Inspiring Live Aid
13 Dec 2005, PR 110/05 One of the most enduring images of Michael Buerk's BBC coverage of the 1984 famine in Ethiopia was of a young British nurse, who, surrounded by 85,000 starving people, had the terrible task of choosing which children to allow into the feeding centre, and which were too far gone to be saved.That nurse was Claire Bertschinger and those pictures inspired Bob Geldof to make the original Band Aid single and organise the Live Aid concert held in 1985: the biggest relief programme the world had ever seen. The Live 8 concerts this year were, in turn, directly inspired by Live Aid
Claire will be giving a lecture entitled The pebble that became an avalanche: inspiring Live Aid today (Tuesday 13 December) at 17.00 in the Stamford Street Lecture Theatre, Waterloo campus.
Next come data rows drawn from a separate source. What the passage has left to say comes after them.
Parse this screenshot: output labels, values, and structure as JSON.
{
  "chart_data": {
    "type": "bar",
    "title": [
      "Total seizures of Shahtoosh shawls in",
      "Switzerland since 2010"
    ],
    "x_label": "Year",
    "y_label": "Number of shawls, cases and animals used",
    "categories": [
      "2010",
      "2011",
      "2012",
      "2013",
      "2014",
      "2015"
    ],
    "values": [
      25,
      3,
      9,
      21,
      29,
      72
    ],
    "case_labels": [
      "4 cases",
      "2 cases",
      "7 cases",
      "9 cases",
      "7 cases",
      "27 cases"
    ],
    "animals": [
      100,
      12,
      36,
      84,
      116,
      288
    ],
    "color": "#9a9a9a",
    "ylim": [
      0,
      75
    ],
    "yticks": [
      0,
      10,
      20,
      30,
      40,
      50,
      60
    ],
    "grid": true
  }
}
She will talk about her book Moving Mountains and answers questions on her experiences.
Michael Buerk said Moving Mountains was the story ‘one of the true heroines of our times', and said of Claire Bertschinger that she was: ‘An ordinary woman who did extraordinary things and really did move mountains'.
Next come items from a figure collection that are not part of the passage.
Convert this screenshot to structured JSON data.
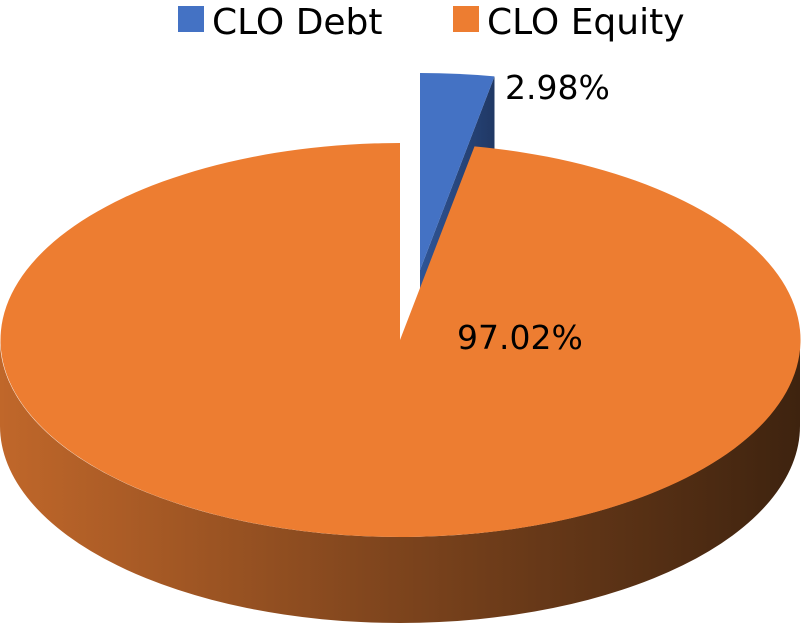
{
  "chart_data": {
    "type": "pie",
    "style": "3d-exploded",
    "title": "",
    "legend_position": "top",
    "series": [
      {
        "name": "CLO Debt",
        "value": 2.98,
        "label": "2.98%",
        "color": "#4472c4"
      },
      {
        "name": "CLO Equity",
        "value": 97.02,
        "label": "97.02%",
        "color": "#ed7d31"
      }
    ]
  }
}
Her achievements have been recognised with the award of the Florence Nightingale Medal (the Red Cross Movement's highest international distinction award for the nursing profession), and one of the 2005 Women Of The Year Lunch And Assembly Awards (winning the ‘Women of the Year Window to the World Award' which acknowledges dedication to work, often in demanding and difficult circumstances, opening our eyes to a world we otherwise would not have known about or even tried to understand.)
Claire now lives in the UK and teaches at the London School of Hygiene and Tropical Medicine.
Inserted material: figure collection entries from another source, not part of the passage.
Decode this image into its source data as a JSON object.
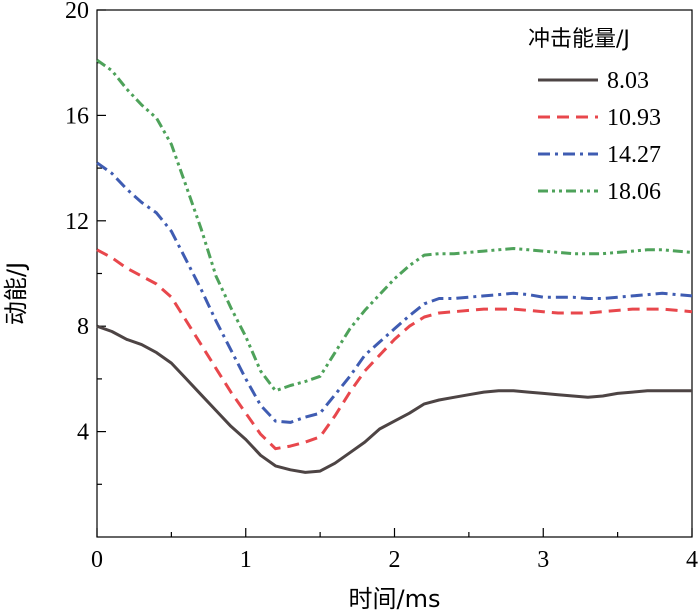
{
  "chart_data": {
    "type": "line",
    "title": "",
    "xlabel": "时间/ms",
    "ylabel": "动能/J",
    "xlim": [
      0,
      4
    ],
    "ylim": [
      0,
      20
    ],
    "x_ticks": [
      0,
      1,
      2,
      3,
      4
    ],
    "y_ticks": [
      4,
      8,
      12,
      16,
      20
    ],
    "x_tick_labels": [
      "0",
      "1",
      "2",
      "3",
      "4"
    ],
    "y_tick_labels": [
      "4",
      "8",
      "12",
      "16",
      "20"
    ],
    "grid": false,
    "legend": {
      "title": "冲击能量/J",
      "position": "top-right"
    },
    "series": [
      {
        "name": "8.03",
        "color": "#4d4444",
        "dash": "solid",
        "x": [
          0,
          0.1,
          0.2,
          0.3,
          0.4,
          0.5,
          0.6,
          0.7,
          0.8,
          0.9,
          1.0,
          1.1,
          1.2,
          1.3,
          1.4,
          1.5,
          1.6,
          1.7,
          1.8,
          1.9,
          2.0,
          2.1,
          2.2,
          2.3,
          2.4,
          2.5,
          2.6,
          2.7,
          2.8,
          2.9,
          3.0,
          3.1,
          3.2,
          3.3,
          3.4,
          3.5,
          3.6,
          3.7,
          3.8,
          3.9,
          4.0
        ],
        "values": [
          8.0,
          7.8,
          7.5,
          7.3,
          7.0,
          6.6,
          6.0,
          5.4,
          4.8,
          4.2,
          3.7,
          3.1,
          2.7,
          2.55,
          2.45,
          2.5,
          2.8,
          3.2,
          3.6,
          4.1,
          4.4,
          4.7,
          5.05,
          5.2,
          5.3,
          5.4,
          5.5,
          5.55,
          5.55,
          5.5,
          5.45,
          5.4,
          5.35,
          5.3,
          5.35,
          5.45,
          5.5,
          5.55,
          5.55,
          5.55,
          5.55
        ]
      },
      {
        "name": "10.93",
        "color": "#e8474c",
        "dash": "dashed",
        "x": [
          0,
          0.1,
          0.2,
          0.3,
          0.4,
          0.5,
          0.6,
          0.7,
          0.8,
          0.9,
          1.0,
          1.1,
          1.2,
          1.3,
          1.4,
          1.5,
          1.6,
          1.7,
          1.8,
          1.9,
          2.0,
          2.1,
          2.2,
          2.3,
          2.4,
          2.5,
          2.6,
          2.7,
          2.8,
          2.9,
          3.0,
          3.1,
          3.2,
          3.3,
          3.4,
          3.5,
          3.6,
          3.7,
          3.8,
          3.9,
          4.0
        ],
        "values": [
          10.9,
          10.6,
          10.2,
          9.9,
          9.6,
          9.1,
          8.2,
          7.3,
          6.4,
          5.5,
          4.7,
          3.9,
          3.35,
          3.45,
          3.6,
          3.8,
          4.6,
          5.5,
          6.3,
          6.9,
          7.5,
          8.0,
          8.35,
          8.5,
          8.55,
          8.6,
          8.65,
          8.65,
          8.65,
          8.6,
          8.55,
          8.5,
          8.5,
          8.5,
          8.55,
          8.6,
          8.65,
          8.65,
          8.65,
          8.6,
          8.55
        ]
      },
      {
        "name": "14.27",
        "color": "#3f5cb2",
        "dash": "dashdot",
        "x": [
          0,
          0.1,
          0.2,
          0.3,
          0.4,
          0.5,
          0.6,
          0.7,
          0.8,
          0.9,
          1.0,
          1.1,
          1.2,
          1.3,
          1.4,
          1.5,
          1.6,
          1.7,
          1.8,
          1.9,
          2.0,
          2.1,
          2.2,
          2.3,
          2.4,
          2.5,
          2.6,
          2.7,
          2.8,
          2.9,
          3.0,
          3.1,
          3.2,
          3.3,
          3.4,
          3.5,
          3.6,
          3.7,
          3.8,
          3.9,
          4.0
        ],
        "values": [
          14.2,
          13.8,
          13.2,
          12.7,
          12.3,
          11.6,
          10.5,
          9.4,
          8.2,
          7.1,
          6.0,
          5.0,
          4.4,
          4.35,
          4.55,
          4.7,
          5.4,
          6.1,
          6.9,
          7.4,
          7.9,
          8.4,
          8.85,
          9.05,
          9.05,
          9.1,
          9.15,
          9.2,
          9.25,
          9.2,
          9.1,
          9.1,
          9.1,
          9.05,
          9.05,
          9.1,
          9.15,
          9.2,
          9.25,
          9.2,
          9.15
        ]
      },
      {
        "name": "18.06",
        "color": "#4ea25a",
        "dash": "dashdotdot",
        "x": [
          0,
          0.1,
          0.2,
          0.3,
          0.4,
          0.5,
          0.6,
          0.7,
          0.8,
          0.9,
          1.0,
          1.1,
          1.2,
          1.3,
          1.4,
          1.5,
          1.6,
          1.7,
          1.8,
          1.9,
          2.0,
          2.1,
          2.2,
          2.3,
          2.4,
          2.5,
          2.6,
          2.7,
          2.8,
          2.9,
          3.0,
          3.1,
          3.2,
          3.3,
          3.4,
          3.5,
          3.6,
          3.7,
          3.8,
          3.9,
          4.0
        ],
        "values": [
          18.1,
          17.7,
          17.0,
          16.4,
          15.9,
          14.9,
          13.3,
          11.7,
          9.9,
          8.7,
          7.6,
          6.3,
          5.55,
          5.75,
          5.9,
          6.1,
          7.0,
          7.9,
          8.6,
          9.2,
          9.8,
          10.3,
          10.7,
          10.75,
          10.75,
          10.8,
          10.85,
          10.9,
          10.95,
          10.9,
          10.85,
          10.8,
          10.75,
          10.75,
          10.75,
          10.8,
          10.85,
          10.9,
          10.9,
          10.85,
          10.8
        ]
      }
    ]
  }
}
Her lecture is the first in a new series of Dean's lectures organised by the Florence Nightingale School of Nursing & Midwifery.
Notes to editorsKing's College London is one of the two oldest and largest colleges of the University of London with over 13,800 undergraduate students and nearly 5,700 postgraduates in nine schools of study. It is a member of the Russell Group: a coalition of the UK's major research-based universities. The College has had 24 of its subject-areas awarded the highest rating of 5* and 5 for research quality, demonstrating excellence at an international level, and it has recently received an excellent result in its audit by the Quality Assurance Agency.
King's is in the top group of UK universities for research earnings, with income from grants and contracts of £100 million, and has an annual turnover of more than £348 million. In 2004 the College was once again awarded an AA- financial credit rating from Standard & Poor's.